Londres, la ville-monde
Philippe Chassaigne & Marie-Claire Esposito
Paris : Vendémiaire, 2013
Broché. 462 p. ISBN 978-2363580634. 24,00 €
Reviewed by Hugh Clout
University College London
This book is both more and less than its title suggests. ‘More’ in the sense that it provides a historical digest of ‘London’ from pre-Roman times, for which there is evidence of settlement in the surrounding area but not specifically on the site of what would become ‘Londinium’, rather than focusing only on its ‘world city’ attributes that appeared in recent centuries. ‘Less’ in the sense that the ‘world city’ story, from the late 18th century onwards, occupies only a part of the total text. Its authors have long experience of writing about English history, politics and socio-economic life, with Philippe Chassaigne (Université de Bordeaux III) having published an Histoire de l’Angleterre des origines à nos jours (2008), and Marie-Claire Esposito (Sorbonne-Nouvelle) being the author of Londres, histoire d’une place financière (1993). With the present book, they have achieved a miracle of compression as they cover two thousand years of history in 390 pages of text, which are supported by 544 end notes (40 pages), a comprehensive bibliography (20 pages), and a very useful index of personalities and place names. Unusually, their eighteen chapters are not numbered.

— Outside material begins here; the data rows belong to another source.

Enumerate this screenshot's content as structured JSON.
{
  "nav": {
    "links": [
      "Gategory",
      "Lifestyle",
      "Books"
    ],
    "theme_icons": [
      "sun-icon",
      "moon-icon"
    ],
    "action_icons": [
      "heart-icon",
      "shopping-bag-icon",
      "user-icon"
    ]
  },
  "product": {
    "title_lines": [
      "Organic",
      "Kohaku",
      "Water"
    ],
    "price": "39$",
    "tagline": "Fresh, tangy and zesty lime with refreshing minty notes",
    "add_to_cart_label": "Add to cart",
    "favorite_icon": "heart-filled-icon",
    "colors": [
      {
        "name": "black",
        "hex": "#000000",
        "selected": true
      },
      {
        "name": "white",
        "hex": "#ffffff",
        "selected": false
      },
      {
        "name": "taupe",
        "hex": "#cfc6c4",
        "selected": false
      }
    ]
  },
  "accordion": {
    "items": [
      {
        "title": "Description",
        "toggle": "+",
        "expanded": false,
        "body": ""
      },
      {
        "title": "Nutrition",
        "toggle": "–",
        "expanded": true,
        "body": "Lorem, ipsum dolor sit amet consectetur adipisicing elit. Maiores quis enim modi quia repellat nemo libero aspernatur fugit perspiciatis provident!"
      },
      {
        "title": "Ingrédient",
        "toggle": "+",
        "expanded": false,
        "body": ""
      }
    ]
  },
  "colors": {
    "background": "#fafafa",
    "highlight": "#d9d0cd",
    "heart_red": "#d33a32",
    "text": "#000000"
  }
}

Chassaigne and Esposito present a fairly conventional story to those who are familiar with the growth of London across the centuries and are aware of the main trends of London life from the ‘swinging sixties’ to the riots of 2011. However, such a chronological structure is what a broad audience expects from such a book, since Londres may be read as a work of general interest, whilst its notes and bibliography allow students of London history and la civilisation britannique to delve further into the life of this very cosmopolitan city. Successive chapters deal with the rise and fall of Roman Londinium, the emergence of medieval London as a trading city, the various disasters of the 17th century (civil war, plague, fire, wars), the role of London in the 18th and 19th centuries as capital of Britain and the far-flung British Empire, the impact on the city of two world wars in the 20th century, and the subsequent development of London as a major locus of global financial transactions. Among many interesting points, is their discussion of Madras as the ‘second city of the kingdom’ during the latter years of the 17th century by virtue of the mayor, municipal councillors and courts introduced by the British and its estimated population of 100,000 residents .
Among the book’s strong points I would highlight the treatment of banking and financial services both in the 19th century when imperial London affirmed its ‘world city’ status, and again in the past three decades when post-industrial London re-asserted its role as a transactional city of global stature. The book’s bibliography is comprehensive, if not exhaustive, and includes a number of very recent items that appeared in 2010 or 2011. Coverage of the opening and closing ceremonies of the Olympic Games in 2012 demonstrates the freshness of the text, as well as evoking ‘Cool Britannia’. Among the book’s weaknesses are the illustrations that are restricted to a 16-page insert with 36 images, the majority of which are in full colour. Most are valuable complements to the text but a handful are not worth including (for example, the pictures showing workers on the Roman wall in 1882, the coronation of Richard I in 1189, Baynard’s Castle in the 16th century, a very dark Charing Cross Road in the 1930s, and the interior of Victoria Station in 1967). One can only imagine that the images were selected by the book’s designer rather than by its authors. The fascinating illustration of Roman Londinium and the facsimiles of two 16th-century maps of London merit a full page apiece, rather than each being relegated to a third of a page. The lack of a few basic maps showing the extent of London at various dates is to be regretted. Typographic errors are few, but there are some howlers among the place names: ‘Sydhenham’, ‘Christlehurst’ (Chislehurst), ‘Fenchchurch Street’, ‘Greenwhich’, ‘Stevenhage’, ‘Romsford’, the river ‘Ley’ and the ‘Guidhall’ exemplify the point.
Despite these blemishes, Philippe Chassaigne and Marie-Claire Esposito have produced a very worthwhile book that will be of great value to general readers, students and academics with interests in London, ‘Greater London’, and even the ‘South-East’ super-region with 20 million inhabitants whose daily urban system is energised by the wealth, services and employment of the national capital, and its dynamic presence in the global economy.